Il y a un consensus sur la nécessité d’une réforme du FMI. En revanche, les propositions sont multiples (Commission Meltzer, observateurs, propositions internes, etc.) et leur mise en œuvre se révèle délicate. Le présent travail tente de faire le point sur la portée de la réforme engagée. Notre hypothèse est que cette réforme peut être considérée comme avortée, en raison du statu quo dans les rapports de force entre Nord – Sud qui se répercutent directement sur les décisions tant de gouvernance interne (1) que dans les relations avec les pays débiteurs (2).
1 – L’opacité qui règne sur le FMI
Depuis la deuxième guerre mondiale, la plupart des nations ont tenté, tant bien que mal, d’avoir une influence dans les institutions internationales. Cette volonté des nations s’explique par l’impact politique et économique des décisions de ces institutions. Le mécanisme de prise de décision au sein du FMI se fait à travers deux organes majeurs : le Conseil des gouverneurs, qui est l’organe suprême et le Conseil d’administration, qui est chargé de mener les affaires courantes[2]. À ces deux niveaux, il faudrait ajouter le personnel et le directeur général dont le pouvoir peut, dans certaines circonstances, avoir un impact sur les décisions.

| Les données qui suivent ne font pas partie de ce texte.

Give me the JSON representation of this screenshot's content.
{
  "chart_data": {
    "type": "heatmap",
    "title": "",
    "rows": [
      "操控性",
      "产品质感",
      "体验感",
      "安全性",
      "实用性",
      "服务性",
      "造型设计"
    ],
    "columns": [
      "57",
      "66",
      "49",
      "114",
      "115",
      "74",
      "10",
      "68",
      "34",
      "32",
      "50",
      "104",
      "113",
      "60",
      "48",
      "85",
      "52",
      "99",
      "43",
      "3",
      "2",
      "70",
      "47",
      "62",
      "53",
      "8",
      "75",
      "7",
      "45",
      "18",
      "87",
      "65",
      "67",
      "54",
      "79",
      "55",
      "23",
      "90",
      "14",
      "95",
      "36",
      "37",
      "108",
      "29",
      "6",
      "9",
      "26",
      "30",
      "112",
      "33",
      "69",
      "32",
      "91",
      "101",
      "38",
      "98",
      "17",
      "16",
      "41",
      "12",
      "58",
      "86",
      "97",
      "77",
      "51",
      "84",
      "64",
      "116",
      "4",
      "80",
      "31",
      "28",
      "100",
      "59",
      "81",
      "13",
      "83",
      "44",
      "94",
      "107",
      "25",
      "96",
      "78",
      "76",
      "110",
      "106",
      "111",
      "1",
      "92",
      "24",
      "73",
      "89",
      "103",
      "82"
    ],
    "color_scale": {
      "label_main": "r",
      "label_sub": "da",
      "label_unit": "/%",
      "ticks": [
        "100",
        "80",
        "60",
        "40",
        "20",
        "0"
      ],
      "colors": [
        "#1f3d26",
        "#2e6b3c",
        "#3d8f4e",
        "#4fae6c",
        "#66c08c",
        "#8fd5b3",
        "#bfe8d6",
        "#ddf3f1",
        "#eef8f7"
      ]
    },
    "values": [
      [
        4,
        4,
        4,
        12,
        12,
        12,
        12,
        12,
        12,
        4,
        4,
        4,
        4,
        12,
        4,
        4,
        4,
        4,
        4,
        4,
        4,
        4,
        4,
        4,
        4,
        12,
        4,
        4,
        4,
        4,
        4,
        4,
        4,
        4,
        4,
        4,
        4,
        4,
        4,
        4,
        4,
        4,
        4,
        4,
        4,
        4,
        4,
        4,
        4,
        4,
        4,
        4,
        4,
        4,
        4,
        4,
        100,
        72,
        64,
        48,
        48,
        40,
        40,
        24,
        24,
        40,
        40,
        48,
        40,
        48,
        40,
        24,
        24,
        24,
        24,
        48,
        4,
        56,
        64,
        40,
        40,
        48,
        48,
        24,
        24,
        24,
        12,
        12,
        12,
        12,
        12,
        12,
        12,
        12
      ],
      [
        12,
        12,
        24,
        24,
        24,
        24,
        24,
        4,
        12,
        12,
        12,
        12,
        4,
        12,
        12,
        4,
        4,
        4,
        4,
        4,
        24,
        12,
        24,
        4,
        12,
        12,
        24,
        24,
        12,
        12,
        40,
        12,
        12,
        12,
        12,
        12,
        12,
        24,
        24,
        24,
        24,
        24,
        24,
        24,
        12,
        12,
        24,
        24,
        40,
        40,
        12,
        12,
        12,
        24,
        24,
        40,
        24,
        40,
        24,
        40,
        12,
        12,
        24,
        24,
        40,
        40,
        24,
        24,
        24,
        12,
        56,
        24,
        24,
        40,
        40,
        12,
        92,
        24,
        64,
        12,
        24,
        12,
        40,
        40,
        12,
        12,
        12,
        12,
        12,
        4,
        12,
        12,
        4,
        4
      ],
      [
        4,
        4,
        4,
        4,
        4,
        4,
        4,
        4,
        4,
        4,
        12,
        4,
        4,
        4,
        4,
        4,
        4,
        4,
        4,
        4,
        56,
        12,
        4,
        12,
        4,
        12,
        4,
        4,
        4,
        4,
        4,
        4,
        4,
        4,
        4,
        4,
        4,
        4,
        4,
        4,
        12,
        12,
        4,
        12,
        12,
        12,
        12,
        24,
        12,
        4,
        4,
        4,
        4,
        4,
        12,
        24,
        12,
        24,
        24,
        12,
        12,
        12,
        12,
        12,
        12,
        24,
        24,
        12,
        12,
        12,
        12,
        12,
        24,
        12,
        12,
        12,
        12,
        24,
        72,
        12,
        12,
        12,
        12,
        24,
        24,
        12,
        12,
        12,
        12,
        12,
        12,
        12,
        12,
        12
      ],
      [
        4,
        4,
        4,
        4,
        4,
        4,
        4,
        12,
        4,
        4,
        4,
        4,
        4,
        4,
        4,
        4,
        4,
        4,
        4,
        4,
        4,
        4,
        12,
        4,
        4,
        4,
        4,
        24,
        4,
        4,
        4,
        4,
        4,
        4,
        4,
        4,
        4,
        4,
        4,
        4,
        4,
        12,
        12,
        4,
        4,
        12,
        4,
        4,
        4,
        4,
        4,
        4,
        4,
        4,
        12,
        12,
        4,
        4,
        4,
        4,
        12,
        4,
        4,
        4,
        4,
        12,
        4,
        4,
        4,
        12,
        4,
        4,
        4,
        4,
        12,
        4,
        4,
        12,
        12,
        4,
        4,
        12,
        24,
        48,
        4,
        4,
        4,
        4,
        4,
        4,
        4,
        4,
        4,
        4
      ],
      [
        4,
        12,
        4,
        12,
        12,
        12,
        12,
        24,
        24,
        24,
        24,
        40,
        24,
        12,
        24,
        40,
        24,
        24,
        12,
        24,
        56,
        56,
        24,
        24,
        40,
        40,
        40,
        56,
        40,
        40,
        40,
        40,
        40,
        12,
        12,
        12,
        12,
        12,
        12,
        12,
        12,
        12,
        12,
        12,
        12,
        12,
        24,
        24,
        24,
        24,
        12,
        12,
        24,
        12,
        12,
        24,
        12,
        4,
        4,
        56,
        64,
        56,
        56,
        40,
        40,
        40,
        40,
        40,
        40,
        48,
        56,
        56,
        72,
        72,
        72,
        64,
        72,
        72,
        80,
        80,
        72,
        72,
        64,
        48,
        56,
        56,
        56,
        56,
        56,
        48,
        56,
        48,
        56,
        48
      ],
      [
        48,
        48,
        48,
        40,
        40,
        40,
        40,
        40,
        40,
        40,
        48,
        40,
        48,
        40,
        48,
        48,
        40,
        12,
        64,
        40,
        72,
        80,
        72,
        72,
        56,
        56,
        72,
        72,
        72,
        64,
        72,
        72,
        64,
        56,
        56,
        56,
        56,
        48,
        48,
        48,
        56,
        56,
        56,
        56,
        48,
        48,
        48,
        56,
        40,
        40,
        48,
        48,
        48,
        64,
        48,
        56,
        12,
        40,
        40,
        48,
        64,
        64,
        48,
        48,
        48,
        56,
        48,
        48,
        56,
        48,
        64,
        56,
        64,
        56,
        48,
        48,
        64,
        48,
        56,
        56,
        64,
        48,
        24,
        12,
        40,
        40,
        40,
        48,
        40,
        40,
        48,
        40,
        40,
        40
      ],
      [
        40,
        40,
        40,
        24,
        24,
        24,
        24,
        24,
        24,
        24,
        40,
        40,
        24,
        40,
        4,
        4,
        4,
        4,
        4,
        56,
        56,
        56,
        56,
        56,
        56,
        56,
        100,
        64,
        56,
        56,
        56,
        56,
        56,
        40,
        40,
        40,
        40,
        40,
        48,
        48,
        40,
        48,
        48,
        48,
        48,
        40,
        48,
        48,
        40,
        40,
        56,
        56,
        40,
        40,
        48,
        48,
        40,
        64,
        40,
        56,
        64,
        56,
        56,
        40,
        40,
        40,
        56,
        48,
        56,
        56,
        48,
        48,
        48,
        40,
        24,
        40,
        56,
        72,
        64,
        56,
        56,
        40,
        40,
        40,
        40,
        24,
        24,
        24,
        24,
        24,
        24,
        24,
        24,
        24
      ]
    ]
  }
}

1.1 – Le flou qui entoure la détermination des voix
Statutairement, les décisions du FMI sont prises par vote du Conseil des gouverneurs et / ou du Conseil d’administration. L’importance du pouvoir de vote d’un pays résulte de l’importance de sa contribution au capital social de l’institution (quote-part) qui fonctionne de ce fait comme une société anonyme.
Il n’existe aucune règle de détermination des quotes-parts dans les statuts du FMI. Chaque pays a 250 voix de base, puis la répartition des droits de vote se fait selon la proportion d’une voix pour 100 000 DTS[3]. Pour évaluer la quote-part d’un pays, il existe 5 formules assez proches, mais qui diffèrent dans les coefficients de pondération. Cependant, les formules de calcul des quotes-parts ont tout simplement une valeur indicative car la quote-part effective d’un pays est obtenue par négociation et pourrait se différencier de la quote-part calculée. Autrement dit, les quotes-parts effectives ne reflètent pas forcément le poids économique des pays. Il en résulte que le poids de certains pays se révèle sous-évalué, ce qui est un point d’ombre pour une institution censée refléter l’importance économique de ses pays membres.
La modification des quotes-parts repose sur une procédure tout aussi floue. Dans les statuts du Fonds, une révision quinquennale est prévue. Lors de ces révisions un volume d’augmentation globale, en fonction des besoins du FMI, est déterminé. La répartition de cette augmentation entre les États membres donne souvent lieu à des conflits d’intérêts. En effet, deux types de répartition sont envisageables : l’augmentation globale des quotes-parts répartie de façon équi-proportionnelle entre l’ensemble des pays membres et / ou une augmentation globale issue d’une hausse sélective pour les pays qui ont connu une performance économique se traduisant par un écart considérable entre leurs quotes-parts effective et calculée.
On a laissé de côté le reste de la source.